Once you better understand how these ingredients perform, there is the issue of product efficacy to consider. Many factors can reduce product efficacy such as formula pH, exposure to air, light, and heat, and shelf life. While you may not have a PhD or chemistry background, doing further research in reputable sources such as medical journals will allow you to bring the best products into your spa and make the best recommendations for your clients.

How To Pick Products

Choosing the right product for your spa takes careful consideration.

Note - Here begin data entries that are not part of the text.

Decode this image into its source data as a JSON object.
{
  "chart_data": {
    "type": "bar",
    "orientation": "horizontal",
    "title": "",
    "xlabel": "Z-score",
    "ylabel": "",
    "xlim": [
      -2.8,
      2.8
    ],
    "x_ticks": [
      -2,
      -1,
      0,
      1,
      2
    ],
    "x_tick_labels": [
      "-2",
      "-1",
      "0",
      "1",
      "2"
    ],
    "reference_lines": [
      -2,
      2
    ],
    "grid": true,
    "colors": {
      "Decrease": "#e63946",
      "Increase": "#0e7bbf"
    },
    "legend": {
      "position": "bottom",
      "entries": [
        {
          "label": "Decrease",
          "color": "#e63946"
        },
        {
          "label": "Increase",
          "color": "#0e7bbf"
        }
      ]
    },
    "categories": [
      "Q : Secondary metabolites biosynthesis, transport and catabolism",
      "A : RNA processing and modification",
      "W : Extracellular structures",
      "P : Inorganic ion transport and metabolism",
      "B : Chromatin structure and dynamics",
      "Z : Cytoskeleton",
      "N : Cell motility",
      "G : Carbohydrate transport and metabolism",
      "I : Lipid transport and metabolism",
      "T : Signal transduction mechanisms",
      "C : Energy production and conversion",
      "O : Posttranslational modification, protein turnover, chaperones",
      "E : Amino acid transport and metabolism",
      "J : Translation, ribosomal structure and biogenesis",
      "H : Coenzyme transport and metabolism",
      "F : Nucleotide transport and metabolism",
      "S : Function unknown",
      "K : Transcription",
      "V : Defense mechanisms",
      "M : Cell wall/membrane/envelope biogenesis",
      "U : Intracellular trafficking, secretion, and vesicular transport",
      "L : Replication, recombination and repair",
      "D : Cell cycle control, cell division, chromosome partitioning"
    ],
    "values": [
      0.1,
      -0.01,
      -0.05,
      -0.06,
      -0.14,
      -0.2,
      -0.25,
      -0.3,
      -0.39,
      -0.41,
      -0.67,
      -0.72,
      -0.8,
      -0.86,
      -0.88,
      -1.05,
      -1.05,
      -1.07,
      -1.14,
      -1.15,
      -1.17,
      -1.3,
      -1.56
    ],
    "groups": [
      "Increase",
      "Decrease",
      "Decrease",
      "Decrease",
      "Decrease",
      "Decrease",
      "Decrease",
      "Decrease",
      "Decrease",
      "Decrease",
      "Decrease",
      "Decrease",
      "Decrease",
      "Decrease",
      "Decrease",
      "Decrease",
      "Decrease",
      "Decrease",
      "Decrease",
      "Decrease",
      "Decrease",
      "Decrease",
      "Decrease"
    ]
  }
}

Here is some advice from Leslie Harris, vice president of global marketing and Holly Baker, director of global marketing, at SkinCeuticals.When bringing on a new product, the most important thing to look for is the clinical research behind the formulation:

  • Do the products show significant biological activity in living skin?
  • Are the results based on clinical observations rather than consumer perception?
  • Is the product versatile enough to be incorporated into professional treatments, as well as recommended home care?

This optimizes the spa owner’s investments and helps to ensure the client or patient sees the most benefit from their treatments, and can continue to maintain and protect the skin benefits they’ve gained from their spa visit.